You know, it’s tough to be an internationally known supervillain. Take Miami Marlins owner Jeffrey Loria: He’s already gotten the city of Miami to give him around $800 million because he said he needed it to build a better team and stop holding fire sales of all his best players, immediately thereafter held a fire sale of most of his best players, and let his team’s minuscule number of fans experience the world’s first rain delay at a stadium with a roof. What, oh what can he do for an encore? How about, oh, I don’t know, suing one of your most dedicated fans for declining to renew his season tickets?
During numerous sales pitches, [Mickey] Axelband says, the Marlins promised first-floor parking in the stadium garage and a private entrance. There would also be a lounge with pre- and postgame buffets so season ticketholders could arrive early or hang out late. Axelband happily paid $24,000 for the two-seat package (that’s $148 per seat for each game) — nearly double the $13,000 he’d ponied up for the final year at Dolphin Stadium. He agreed to a two-year deal. Although only the private lounge was actually written into the contract, Axelband says he had no reason to believe the team wouldn’t follow through.
But Marlins Park wasn’t the success the team had hoped for. By midseason, crowds had dwindled to near Dolphin Stadium levels, and the team began slashing expenses. Those nearby parking spaces? Gone. The private entrance? Closed to save money on the extra usher manning the door. The buffet was stocked with the same bland panini for every game. Soon the team shut it down in the sixth inning.
These all might seem like small details, but “that’s exactly what we paid all the extra money for,” he says. Worst of all, Axelband says when he wrote the team to complain, the Fish weren’t sympathetic. “I didn’t want my money back or anything, but I said, ‘Please give me back the stuff you promised.’ The answer I got back was basically, ‘Yeah, we know we took it all away, but tough shit.’ “
Axelband responded by telling the Marlins he wanted to cancel his season tickets, at which point Loria’s minions responded in the one way guaranteed to maintain their villainous reputation: They sued him, along with eight other season ticket and suite-holders, for breach of contract. The Marlins owners are also suing two concessionaires who bailed out of deals to be vendors at the stadium, one of whom filed for bankruptcy after he says stadium sales were less than half what team representatives had promised.

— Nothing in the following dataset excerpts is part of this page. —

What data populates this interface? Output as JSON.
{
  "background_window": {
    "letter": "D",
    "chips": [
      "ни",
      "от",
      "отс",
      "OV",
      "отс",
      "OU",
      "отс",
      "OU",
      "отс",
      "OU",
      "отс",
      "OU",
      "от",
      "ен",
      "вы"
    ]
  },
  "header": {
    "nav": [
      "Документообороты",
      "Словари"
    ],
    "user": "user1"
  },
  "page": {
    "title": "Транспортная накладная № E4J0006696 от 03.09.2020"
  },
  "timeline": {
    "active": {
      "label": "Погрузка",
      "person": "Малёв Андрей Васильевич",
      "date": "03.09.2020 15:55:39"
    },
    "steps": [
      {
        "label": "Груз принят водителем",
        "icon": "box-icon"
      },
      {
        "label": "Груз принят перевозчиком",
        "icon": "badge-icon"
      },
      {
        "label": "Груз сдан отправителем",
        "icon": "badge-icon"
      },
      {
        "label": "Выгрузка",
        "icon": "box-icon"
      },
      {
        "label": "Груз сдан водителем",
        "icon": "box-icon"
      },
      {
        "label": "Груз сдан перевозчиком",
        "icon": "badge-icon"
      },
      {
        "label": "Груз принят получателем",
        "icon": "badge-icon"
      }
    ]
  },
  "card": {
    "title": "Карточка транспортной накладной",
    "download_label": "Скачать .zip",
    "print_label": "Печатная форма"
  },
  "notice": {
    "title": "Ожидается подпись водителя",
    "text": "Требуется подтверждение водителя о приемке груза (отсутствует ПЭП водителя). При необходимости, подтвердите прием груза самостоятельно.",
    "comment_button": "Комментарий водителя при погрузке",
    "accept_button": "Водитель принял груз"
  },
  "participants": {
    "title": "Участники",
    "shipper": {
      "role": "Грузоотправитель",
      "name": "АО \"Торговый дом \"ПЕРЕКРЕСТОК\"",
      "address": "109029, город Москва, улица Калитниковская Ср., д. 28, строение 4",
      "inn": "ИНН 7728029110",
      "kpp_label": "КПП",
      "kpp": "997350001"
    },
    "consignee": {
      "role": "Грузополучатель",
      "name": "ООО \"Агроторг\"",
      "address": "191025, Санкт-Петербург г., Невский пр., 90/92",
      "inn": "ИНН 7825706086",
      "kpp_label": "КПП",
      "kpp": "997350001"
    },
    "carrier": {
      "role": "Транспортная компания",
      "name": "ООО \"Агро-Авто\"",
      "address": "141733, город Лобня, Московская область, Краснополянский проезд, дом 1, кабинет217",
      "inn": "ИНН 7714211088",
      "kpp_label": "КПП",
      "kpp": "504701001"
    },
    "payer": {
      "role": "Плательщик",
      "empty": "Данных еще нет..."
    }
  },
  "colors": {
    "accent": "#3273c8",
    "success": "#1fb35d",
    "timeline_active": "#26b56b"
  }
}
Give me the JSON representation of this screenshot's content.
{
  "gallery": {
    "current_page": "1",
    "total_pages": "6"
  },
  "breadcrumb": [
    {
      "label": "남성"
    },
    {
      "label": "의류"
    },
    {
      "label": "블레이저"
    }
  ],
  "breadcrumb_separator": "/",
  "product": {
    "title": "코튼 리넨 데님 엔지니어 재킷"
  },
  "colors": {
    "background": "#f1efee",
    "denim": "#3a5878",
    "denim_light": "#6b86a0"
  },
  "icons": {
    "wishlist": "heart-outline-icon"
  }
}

As Fort Lauderdale sports law attorney Darren Heitner told the Miami New Times, which uncovered the story, “I’m not sure the Marlins thought this through. If you’re contemplating getting season tickets, now you’re worried you won’t get everything you bargained for and you even might end up in litigation.” That might be true in normal logic, but supervillains operate by spreading fear: Jeffrey Loria isn’t about selling tickets by making Marlins fans think they’ll get something for their money. He’s about selling tickets by building a death ray.